Par des mémoires en défense, enregistrés les 7 juin et 5 décembre 2016, le ministre de l'économie et des finances conclut au rejet de la requête.
Il s'en rapporte à ses écritures présentées en première instance et soutient en outre que :
Sur la procédure d'évaluation des chais :
- la CCID ne doit être saisie que lorsqu'il s'agit d'évaluer les biens des propriétés bâties relevant de l'article 1 498 du code général des impôts, à l'exclusion des établissements industriels évalués selon la méthode comptable prévue par l'article 1 499 de ce code ;
- la circulaire du 28 février 2008 relative aux informations fiscales utiles à la préparation des budgets primitifs locaux pour 2008 est silencieuse quant aux établissements industriels et ne prévoit pas la compétence de la CCID concernant les évaluations foncières relatives aux établissements industriels ; en tout état de cause, cette circulaire, qui n'a été adressée qu'aux préfets de région et de département, n'est pas opposable à l'administration.
Sur le bien fondé des impositions :
- compte tenu de leurs caractéristiques intrinsèques, les chais de vieillissement litigieux constituent un bien industriel ;
- le critère tiré de l'importance des installations techniques, matériels et outillages est rempli :
- il existe une activité de transformation dans les chais, bien que le cognac ne soit pas apte à la transformation dès sa sortie des chais ;
- les moyens matériels mis en oeuvre sont importants et prépondérants dans la production du cognac ; les fichiers des immobilisations arrêtés à la clôture des exercices 2006 à 2009 révèlent la présente de chariots élévateurs et de nombreuses pompes ; la société ne conteste d'ailleurs pas les chiffrages des installations techniques, matériels et outillages réalisés pour chaque établissement, lesquels sont détaillés dans les mémoires produits dans les dossiers n° 15BX03996, 15BX03997 et 15BX03998, et démontrent la prépondérance des moyens techniques dans l'activité exercée.
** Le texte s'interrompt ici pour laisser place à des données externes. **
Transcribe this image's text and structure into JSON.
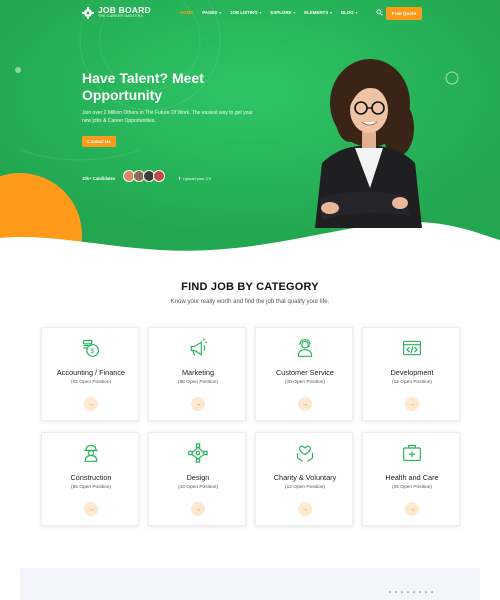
{
  "colors": {
    "hero_green": "#27b45a",
    "accent_orange": "#ff9a1a",
    "icon_green": "#27b45a"
  },
  "brand": {
    "title": "JOB BOARD",
    "subtitle": "THE CAREER MASTERS",
    "icon": "gear-icon"
  },
  "nav": {
    "items": [
      {
        "label": "HOME",
        "active": true,
        "dropdown": false
      },
      {
        "label": "PAGES",
        "active": false,
        "dropdown": true
      },
      {
        "label": "JOB LISTING",
        "active": false,
        "dropdown": true
      },
      {
        "label": "EXPLORE",
        "active": false,
        "dropdown": true
      },
      {
        "label": "ELEMENTS",
        "active": false,
        "dropdown": true
      },
      {
        "label": "BLOG",
        "active": false,
        "dropdown": true
      }
    ],
    "search_icon": "search-icon",
    "quote_label": "Free Quote"
  },
  "hero": {
    "title": "Have Talent? Meet Opportunity",
    "text": "Join over 2 Million Others in The Future Of Work. The easiest way to get your new jobs & Career Opportunities.",
    "cta_label": "Contact Us",
    "candidates_label": "10k+ Candidates",
    "upload_label": "Upload your CV"
  },
  "categories_section": {
    "title": "FIND JOB BY CATEGORY",
    "subtitle": "Know your really worth and find the job that qualify your life.",
    "categories": [
      {
        "name": "Accounting / Finance",
        "count": "(02 Open Position)",
        "icon": "money-bag-icon"
      },
      {
        "name": "Marketing",
        "count": "(86 Open Position)",
        "icon": "megaphone-icon"
      },
      {
        "name": "Customer Service",
        "count": "(20 Open Position)",
        "icon": "support-agent-icon"
      },
      {
        "name": "Development",
        "count": "(12 Open Position)",
        "icon": "code-window-icon"
      },
      {
        "name": "Construction",
        "count": "(55 Open Position)",
        "icon": "worker-icon"
      },
      {
        "name": "Design",
        "count": "(43 Open Position)",
        "icon": "pen-tool-icon"
      },
      {
        "name": "Charity & Voluntary",
        "count": "(12 Open Position)",
        "icon": "heart-hands-icon"
      },
      {
        "name": "Health and Care",
        "count": "(25 Open Position)",
        "icon": "medical-kit-icon"
      }
    ]
  }
}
Par une ordonnance du 26 janvier 2017, la clôture d'instruction a été fixée en dernier lieu au 8 février 2017 à 12h00.
Vu :
- les autres pièces du dossier.
Vu :
- le code général des impôts ;
- le livre des procédures fiscales ;
- le code de justice administrative.
Les parties ont été régulièrement averties du jour de l'audience.
Ont été entendus au cours de l'audience publique :
- le rapport de Mme Sabrina Ladoire,
- les conclusions de M. Guillaume de La Taille Lolainville, rapporteur public,
- et les observations de MeA..., représentant la SCS Jas Hennessy et Cie.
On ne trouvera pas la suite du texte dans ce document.